Les résultats parlent d'eux-mêmes. À sa première compétition une fois la transition amorcée, aux Jeux du Commonwealth de 2022, elle a remporté sa deuxième médaille d'or consécutive dans ce tournoi, établissant au passage des records à l'arraché (101 kg), à l'épaulé-jeté (130 kg) et au total (231 kg) pour les 64 kg, même si son poids de compétition était de 62 kg.
Toujours en 2022, elle a participé à ses premiers Mondiaux d'haltérophilie chez les 59 kg. Elle en a profité pour y rafler sa première médaille, de bronze, grâce à un poids combiné de 231 kg (103-128). Quelques mois plus tard, elle a remporté l'or aux Championnats panaméricains de 2023. En avril dernier, elle a pris la troisième place de la Coupe du monde de Phuket, en Thaïlande, soulevant 236 kg — le même total qu'à Tokyo — établissant au passage des marques canadiennes et panaméricaines dans la division des 59 kg.
Des résultats qui devraient normalement la placer en tête de liste des favorites pour Paris 2024. Mais Charron apporte un bémol.
« Chez les 59 kg, nous sommes maintenant trois championnes olympiques dans la même catégorie. La championne à 55 kg à Tokyo (la Philippine Hidilyn Diaz) est montée à 59; moi, je suis descendue à 59, mais la championne à 59 kg (la Taïwanaise Hsing-Chun Kuo) est toujours là! Peut-être que certaines stresseraient avec ça, mais moi ça me motive tellement! Je trouve ça hyper intéressant qu'on soit trois championnes dans la même division.
« Qui va gagner? Ma médaille à Tokyo est un acquis, c'est un titre que j'ai eu. Paris, ce sera complètement autre chose, une nouvelle compétition, de nouvelles adversaires, une nouvelle catégorie. Les gens vont peut-être penser que je veux encore l'or, alors que je veux leur faire prendre conscience que c'est une autre compétition », a-t-elle résumé.
Le plus dur : le matin!
Pour Charron, la coupe de poids n'est pas un problème.
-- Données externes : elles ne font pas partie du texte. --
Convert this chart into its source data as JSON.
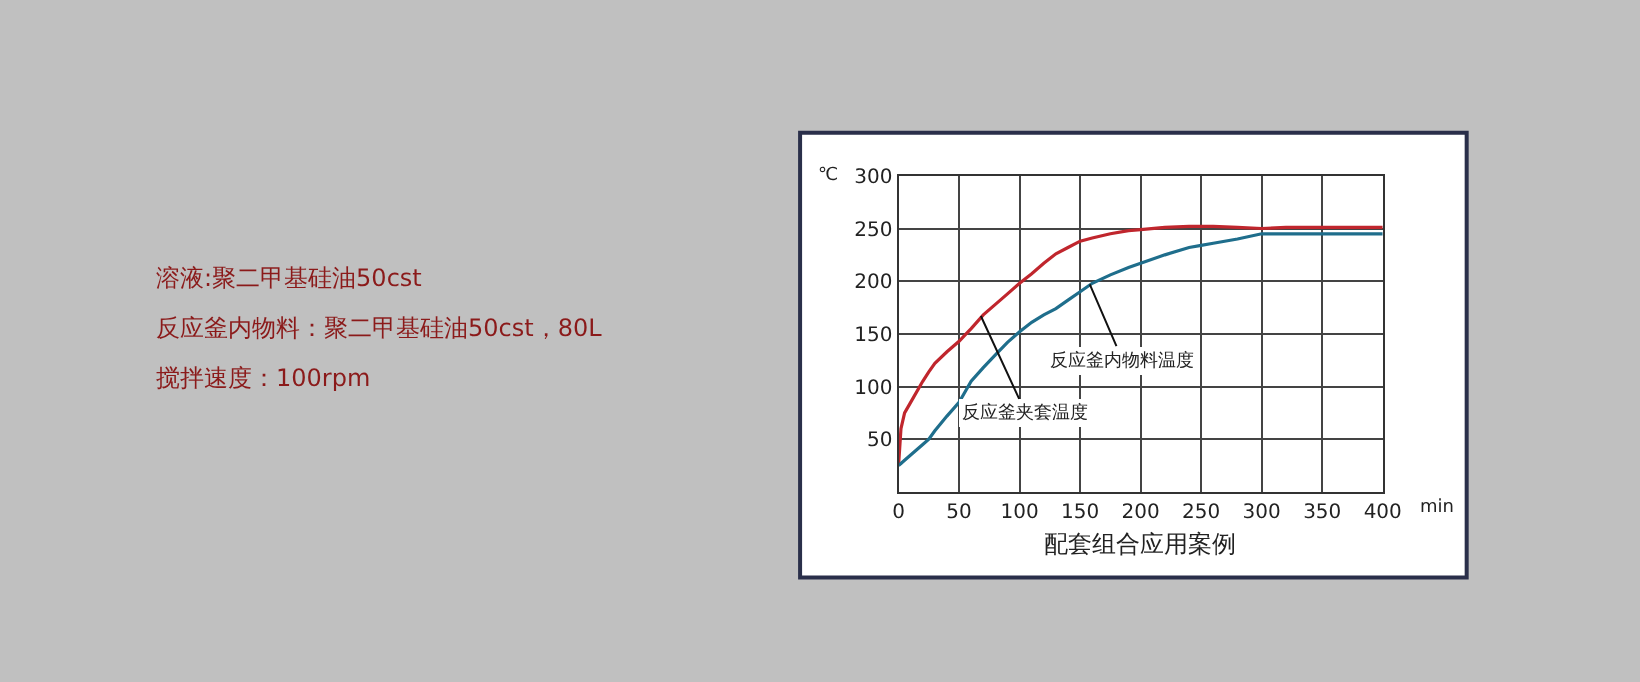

Mais comme la pesée se fait deux heures avant la compétition, il faut bien la gérer dans le temps.
« On ne peut donc pas faire de grosses coupes de poids, comme ils le font à la boxe par exemple. Et ce ne sont pas les mêmes efforts. À la boxe, c'est beaucoup en explosion et en endurance; nous, c'est en force pure. On ne peut donc pas se déshydrater ou se sous-alimenter : ça ne fonctionnera pas », a-t-elle expliqué.
« On réduit donc les portions, je vais être sous calorique, donc perdre du poids graduellement. On fait aussi du ‘water-loading': pendant une semaine, je bois le double de quantité d'eau que je bois habituellement. Mon corps comprend que je lui donne beaucoup de fluides et en expulse beaucoup. La veille de la compétition, je coupe ça de moitié. Mon corps en expulse toujours autant. C'est comme une déshydratation, mais la quantité d'eau dans mon corps fait que je ne suis pas déshydratée.
« Le pire, c'est le matin de la compétition. Je n'ai presque plus de glucides dans le corps et mon cerveau manque d'énergie. Je le sens qu'il ne fonctionne pas comme d'habitude. J'oublie des trucs; aux Panam, je suis partie avec deux souliers différents. Je deviens comme un bébé dont il faut s'occuper! Je dois donc faire mon sac de compétition la veille, sinon, c'est certain que j'oublie des choses. Dès que je mange, ça revient », a-t-elle conclu.
Charron s'exécutera chez les 59 kg le 8 août.